The president spoke when he received the World Health Organisation (WHO) Regional Director for Africa, Dr Matshidiso Rebecca Moeti, at the State House.
President Buhari said international partnerships were also needed to sustain Nigeria’s polio-free status.
“We have not recorded any case of polio in the last two years but we should not be complacent.
“The breakdown of law and order in the North East has posed challenges to regular immunisation.
“The situation and the condition of children in Internally Displaced Persons camps around the country are very pathetic.
“But I know that the federal and state governments in partnership with international organisations and NGOs are doing so much to provide health care, rebuild infrastructure and facilitate the voluntary return of displaced persons to their communities,” he said.
The president told the visiting WHO envoy that his administration would continue to accord priority to health care through regular funding of public health related programmes.
Moeti, accompanied by Nigeria’s Minister of Health, Prof. Isaac Adewole and the Minister of State, Dr Osagie Ehanire, commended the Federal Government’s health programme.

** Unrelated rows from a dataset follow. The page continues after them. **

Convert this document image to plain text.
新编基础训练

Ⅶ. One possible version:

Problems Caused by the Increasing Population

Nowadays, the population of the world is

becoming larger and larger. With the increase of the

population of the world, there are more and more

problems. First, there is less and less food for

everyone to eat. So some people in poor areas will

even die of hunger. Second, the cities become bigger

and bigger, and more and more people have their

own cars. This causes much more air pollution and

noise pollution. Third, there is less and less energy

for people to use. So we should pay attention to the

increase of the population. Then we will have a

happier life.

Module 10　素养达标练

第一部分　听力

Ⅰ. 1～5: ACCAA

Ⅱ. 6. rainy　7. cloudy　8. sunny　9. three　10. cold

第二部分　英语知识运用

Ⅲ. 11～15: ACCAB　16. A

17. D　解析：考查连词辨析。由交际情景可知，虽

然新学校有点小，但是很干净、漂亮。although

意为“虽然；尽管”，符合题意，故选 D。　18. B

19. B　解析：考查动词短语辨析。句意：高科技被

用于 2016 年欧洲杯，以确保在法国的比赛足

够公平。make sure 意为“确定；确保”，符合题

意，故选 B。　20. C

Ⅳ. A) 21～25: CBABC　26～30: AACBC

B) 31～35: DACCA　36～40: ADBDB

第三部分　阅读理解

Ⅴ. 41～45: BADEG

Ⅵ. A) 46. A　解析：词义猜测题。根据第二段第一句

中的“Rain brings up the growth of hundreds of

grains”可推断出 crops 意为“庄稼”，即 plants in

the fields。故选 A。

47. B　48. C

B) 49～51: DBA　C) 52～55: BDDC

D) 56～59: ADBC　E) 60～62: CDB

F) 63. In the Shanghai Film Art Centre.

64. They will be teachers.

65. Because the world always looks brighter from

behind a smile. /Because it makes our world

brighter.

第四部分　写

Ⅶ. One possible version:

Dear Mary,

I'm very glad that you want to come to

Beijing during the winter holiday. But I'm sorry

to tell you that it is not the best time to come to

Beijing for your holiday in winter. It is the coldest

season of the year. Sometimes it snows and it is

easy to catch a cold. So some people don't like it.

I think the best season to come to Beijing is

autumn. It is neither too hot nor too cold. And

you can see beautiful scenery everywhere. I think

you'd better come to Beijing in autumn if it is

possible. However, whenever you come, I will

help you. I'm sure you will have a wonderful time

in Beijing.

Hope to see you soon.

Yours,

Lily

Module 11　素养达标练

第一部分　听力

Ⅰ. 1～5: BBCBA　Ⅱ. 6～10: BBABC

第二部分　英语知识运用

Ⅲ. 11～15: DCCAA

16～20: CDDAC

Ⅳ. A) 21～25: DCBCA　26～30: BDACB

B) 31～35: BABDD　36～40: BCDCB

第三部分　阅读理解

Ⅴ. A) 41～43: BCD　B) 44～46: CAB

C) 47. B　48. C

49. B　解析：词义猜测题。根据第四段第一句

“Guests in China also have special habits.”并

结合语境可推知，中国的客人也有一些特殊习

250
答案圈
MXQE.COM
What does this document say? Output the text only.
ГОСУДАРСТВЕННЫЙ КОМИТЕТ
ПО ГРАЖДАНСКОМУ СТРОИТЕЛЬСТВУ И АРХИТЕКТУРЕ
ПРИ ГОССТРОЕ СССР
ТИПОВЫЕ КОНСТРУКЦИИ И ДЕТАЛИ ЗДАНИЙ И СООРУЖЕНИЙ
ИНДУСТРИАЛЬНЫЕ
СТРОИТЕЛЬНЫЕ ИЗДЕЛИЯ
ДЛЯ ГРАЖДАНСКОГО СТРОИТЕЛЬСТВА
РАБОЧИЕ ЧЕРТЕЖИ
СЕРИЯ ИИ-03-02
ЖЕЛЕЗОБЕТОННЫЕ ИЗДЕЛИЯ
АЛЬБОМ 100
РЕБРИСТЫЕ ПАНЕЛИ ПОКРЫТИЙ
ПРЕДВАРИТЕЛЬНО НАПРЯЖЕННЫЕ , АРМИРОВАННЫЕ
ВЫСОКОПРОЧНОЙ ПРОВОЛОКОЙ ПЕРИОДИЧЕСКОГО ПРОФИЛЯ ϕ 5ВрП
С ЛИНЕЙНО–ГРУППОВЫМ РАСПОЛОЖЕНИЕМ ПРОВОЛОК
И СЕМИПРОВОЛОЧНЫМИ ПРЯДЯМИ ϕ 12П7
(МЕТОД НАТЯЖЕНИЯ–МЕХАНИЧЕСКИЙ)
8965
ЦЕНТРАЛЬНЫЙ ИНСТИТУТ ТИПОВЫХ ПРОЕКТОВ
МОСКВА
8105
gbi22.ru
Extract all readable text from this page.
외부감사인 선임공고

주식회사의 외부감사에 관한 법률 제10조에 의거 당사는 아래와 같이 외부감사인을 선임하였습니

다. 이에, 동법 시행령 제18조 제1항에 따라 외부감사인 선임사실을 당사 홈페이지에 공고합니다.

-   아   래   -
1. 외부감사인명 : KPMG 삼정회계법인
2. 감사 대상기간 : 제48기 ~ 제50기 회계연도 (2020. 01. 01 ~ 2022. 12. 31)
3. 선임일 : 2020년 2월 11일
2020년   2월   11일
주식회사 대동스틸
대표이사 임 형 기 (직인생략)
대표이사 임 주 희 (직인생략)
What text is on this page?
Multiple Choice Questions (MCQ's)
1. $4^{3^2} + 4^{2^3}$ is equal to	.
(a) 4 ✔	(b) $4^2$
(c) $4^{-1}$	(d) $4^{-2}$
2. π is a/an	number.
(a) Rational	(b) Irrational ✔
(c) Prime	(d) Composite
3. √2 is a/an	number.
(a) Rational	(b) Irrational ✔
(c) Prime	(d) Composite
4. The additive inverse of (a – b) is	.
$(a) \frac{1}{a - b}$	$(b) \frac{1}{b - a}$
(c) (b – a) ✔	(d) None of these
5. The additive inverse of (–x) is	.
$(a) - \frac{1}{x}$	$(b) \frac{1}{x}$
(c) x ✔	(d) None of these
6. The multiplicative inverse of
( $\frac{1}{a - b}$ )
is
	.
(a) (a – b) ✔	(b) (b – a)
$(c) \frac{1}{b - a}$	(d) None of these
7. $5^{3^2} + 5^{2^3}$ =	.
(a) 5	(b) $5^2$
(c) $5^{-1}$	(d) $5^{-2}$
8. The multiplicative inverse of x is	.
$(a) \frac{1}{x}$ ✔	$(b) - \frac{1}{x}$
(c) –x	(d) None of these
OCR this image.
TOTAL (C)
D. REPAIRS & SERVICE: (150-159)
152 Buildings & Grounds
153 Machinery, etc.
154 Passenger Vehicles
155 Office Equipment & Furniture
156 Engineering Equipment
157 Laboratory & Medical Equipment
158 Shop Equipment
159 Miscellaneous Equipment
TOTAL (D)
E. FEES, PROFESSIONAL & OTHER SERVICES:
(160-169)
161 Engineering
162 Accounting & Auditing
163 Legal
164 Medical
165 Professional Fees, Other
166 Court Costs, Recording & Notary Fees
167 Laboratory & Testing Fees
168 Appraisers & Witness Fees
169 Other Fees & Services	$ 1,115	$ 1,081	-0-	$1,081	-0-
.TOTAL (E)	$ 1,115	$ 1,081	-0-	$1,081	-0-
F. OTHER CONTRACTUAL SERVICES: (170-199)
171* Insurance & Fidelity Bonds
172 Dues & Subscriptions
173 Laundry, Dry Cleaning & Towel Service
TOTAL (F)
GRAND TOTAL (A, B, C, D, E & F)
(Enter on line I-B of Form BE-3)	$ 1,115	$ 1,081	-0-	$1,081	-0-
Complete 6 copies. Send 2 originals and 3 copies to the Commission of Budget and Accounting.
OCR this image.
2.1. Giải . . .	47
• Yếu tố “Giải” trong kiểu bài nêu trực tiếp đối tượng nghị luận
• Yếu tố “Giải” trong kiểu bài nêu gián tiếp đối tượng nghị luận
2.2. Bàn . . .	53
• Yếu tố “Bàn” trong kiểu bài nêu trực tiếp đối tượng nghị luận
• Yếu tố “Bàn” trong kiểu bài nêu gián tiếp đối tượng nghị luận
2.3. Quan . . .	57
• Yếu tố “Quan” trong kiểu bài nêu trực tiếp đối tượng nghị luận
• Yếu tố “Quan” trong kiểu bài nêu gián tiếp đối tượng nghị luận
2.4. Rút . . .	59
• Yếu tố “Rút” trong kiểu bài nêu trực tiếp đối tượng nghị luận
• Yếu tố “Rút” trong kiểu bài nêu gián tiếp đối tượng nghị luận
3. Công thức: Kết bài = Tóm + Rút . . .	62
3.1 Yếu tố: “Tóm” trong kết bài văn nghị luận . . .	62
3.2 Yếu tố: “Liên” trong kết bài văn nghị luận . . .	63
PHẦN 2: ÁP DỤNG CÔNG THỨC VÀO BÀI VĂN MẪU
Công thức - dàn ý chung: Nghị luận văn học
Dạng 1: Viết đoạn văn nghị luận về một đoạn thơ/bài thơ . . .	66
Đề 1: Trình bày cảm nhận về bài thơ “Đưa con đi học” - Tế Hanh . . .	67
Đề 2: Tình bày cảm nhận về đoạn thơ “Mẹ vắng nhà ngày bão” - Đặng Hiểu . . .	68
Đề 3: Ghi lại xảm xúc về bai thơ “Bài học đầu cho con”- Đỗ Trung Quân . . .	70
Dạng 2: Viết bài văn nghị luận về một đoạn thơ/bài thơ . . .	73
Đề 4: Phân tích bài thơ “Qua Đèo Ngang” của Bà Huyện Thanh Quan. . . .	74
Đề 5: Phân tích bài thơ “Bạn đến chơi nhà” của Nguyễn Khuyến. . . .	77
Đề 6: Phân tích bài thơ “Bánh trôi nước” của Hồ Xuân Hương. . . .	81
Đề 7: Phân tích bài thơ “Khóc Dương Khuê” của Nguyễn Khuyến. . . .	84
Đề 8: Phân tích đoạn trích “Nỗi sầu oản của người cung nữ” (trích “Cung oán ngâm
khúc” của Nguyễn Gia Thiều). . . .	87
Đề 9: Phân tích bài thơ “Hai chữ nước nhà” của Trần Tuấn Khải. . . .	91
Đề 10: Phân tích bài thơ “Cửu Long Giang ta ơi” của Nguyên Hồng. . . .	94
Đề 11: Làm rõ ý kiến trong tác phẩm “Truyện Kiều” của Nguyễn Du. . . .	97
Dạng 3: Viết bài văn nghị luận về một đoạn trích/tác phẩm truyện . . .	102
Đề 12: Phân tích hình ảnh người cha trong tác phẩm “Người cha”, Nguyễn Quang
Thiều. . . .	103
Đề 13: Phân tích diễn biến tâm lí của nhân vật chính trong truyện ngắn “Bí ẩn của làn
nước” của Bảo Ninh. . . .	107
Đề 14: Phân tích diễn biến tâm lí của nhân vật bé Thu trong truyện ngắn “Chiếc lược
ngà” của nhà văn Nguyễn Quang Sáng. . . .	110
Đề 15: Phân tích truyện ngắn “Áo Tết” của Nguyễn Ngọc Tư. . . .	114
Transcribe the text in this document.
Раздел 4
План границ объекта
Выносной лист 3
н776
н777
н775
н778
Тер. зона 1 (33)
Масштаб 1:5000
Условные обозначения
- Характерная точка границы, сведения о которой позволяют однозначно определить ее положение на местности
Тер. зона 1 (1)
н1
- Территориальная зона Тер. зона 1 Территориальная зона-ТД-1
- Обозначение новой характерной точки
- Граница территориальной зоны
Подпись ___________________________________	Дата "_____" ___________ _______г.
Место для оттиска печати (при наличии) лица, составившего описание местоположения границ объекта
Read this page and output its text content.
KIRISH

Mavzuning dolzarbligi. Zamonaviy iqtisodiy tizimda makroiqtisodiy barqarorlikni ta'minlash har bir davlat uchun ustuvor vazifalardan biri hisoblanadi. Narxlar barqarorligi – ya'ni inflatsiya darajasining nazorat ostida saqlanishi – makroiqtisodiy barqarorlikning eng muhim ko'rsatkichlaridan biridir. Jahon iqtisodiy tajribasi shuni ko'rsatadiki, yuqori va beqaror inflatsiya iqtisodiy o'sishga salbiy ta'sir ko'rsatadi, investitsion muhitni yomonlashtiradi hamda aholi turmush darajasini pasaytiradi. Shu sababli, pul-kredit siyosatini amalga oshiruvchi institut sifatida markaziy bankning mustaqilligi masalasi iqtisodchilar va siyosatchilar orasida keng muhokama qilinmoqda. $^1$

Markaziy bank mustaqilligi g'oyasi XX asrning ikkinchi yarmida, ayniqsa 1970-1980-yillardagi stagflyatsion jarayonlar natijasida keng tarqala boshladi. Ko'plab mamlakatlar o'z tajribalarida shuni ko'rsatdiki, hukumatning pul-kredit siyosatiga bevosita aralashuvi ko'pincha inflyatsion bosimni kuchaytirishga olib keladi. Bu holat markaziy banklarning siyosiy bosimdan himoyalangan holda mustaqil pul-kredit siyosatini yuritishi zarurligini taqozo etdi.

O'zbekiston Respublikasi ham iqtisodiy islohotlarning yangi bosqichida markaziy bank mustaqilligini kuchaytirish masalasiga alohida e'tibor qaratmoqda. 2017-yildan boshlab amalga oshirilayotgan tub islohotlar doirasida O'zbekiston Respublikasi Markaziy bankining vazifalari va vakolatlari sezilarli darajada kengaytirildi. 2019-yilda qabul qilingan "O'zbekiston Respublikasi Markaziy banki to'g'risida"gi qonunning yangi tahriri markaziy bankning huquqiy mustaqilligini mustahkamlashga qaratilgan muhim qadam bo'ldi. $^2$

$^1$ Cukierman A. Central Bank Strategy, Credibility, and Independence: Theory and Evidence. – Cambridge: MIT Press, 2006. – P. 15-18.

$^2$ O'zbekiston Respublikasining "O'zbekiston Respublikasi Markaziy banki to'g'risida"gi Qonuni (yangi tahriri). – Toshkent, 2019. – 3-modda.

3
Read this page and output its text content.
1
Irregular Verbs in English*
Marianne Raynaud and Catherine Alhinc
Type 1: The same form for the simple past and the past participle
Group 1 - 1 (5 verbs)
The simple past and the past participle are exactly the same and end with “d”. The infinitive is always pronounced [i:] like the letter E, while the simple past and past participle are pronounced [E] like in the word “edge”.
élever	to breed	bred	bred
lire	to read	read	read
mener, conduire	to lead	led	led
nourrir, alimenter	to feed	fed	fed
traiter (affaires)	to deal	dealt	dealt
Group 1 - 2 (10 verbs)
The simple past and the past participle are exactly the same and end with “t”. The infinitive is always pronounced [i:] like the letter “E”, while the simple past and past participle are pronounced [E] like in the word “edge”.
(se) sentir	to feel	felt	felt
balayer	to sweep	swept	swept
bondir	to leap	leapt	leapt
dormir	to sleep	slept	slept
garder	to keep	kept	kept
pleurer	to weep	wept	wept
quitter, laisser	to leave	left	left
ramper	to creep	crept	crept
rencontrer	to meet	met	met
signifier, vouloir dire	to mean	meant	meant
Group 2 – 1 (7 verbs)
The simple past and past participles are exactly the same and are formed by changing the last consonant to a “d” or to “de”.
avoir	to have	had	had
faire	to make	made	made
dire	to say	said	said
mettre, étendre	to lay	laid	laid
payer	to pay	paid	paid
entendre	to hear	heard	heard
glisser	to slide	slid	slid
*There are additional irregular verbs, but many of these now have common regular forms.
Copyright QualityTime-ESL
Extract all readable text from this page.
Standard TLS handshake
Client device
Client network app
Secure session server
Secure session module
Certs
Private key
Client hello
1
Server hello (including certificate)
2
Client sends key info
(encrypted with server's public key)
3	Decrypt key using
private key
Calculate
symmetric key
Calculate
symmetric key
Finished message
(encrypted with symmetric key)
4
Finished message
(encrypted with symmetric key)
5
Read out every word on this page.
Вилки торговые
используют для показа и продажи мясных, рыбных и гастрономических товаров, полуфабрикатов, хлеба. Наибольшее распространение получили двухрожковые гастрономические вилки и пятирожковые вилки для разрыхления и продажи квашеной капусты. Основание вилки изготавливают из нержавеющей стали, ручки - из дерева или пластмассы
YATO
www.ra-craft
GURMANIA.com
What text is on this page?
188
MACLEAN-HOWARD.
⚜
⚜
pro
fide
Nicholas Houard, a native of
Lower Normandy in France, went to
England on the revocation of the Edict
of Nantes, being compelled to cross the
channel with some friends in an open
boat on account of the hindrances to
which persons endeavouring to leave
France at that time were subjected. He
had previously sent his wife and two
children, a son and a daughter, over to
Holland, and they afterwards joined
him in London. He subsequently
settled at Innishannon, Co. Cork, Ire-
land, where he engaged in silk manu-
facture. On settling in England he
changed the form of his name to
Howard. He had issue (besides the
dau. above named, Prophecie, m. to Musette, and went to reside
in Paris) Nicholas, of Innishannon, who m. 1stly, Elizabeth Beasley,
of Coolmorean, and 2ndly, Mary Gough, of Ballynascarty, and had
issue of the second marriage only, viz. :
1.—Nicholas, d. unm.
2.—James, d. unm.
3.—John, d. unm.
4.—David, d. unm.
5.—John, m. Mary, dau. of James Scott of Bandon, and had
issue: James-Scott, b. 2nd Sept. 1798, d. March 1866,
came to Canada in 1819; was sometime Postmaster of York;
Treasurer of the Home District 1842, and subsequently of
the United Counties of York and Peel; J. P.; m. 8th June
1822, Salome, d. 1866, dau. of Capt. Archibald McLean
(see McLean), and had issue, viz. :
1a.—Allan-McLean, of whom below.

She pledged continued support of the organisation on health development in Nigeria.
The Federal Government’s health intervention programme, the Federal Ministry of Health will provide free surgery to 10,000 needy Nigerians, registered with the National Health Insurance Scheme.
The programme, which will commence on July 18, in 46 health facilities across the country will also extend free breast and cervical cancer tests to 18,000 Nigerians and free diabetes and hypertension tests for 500,000 Nigerians.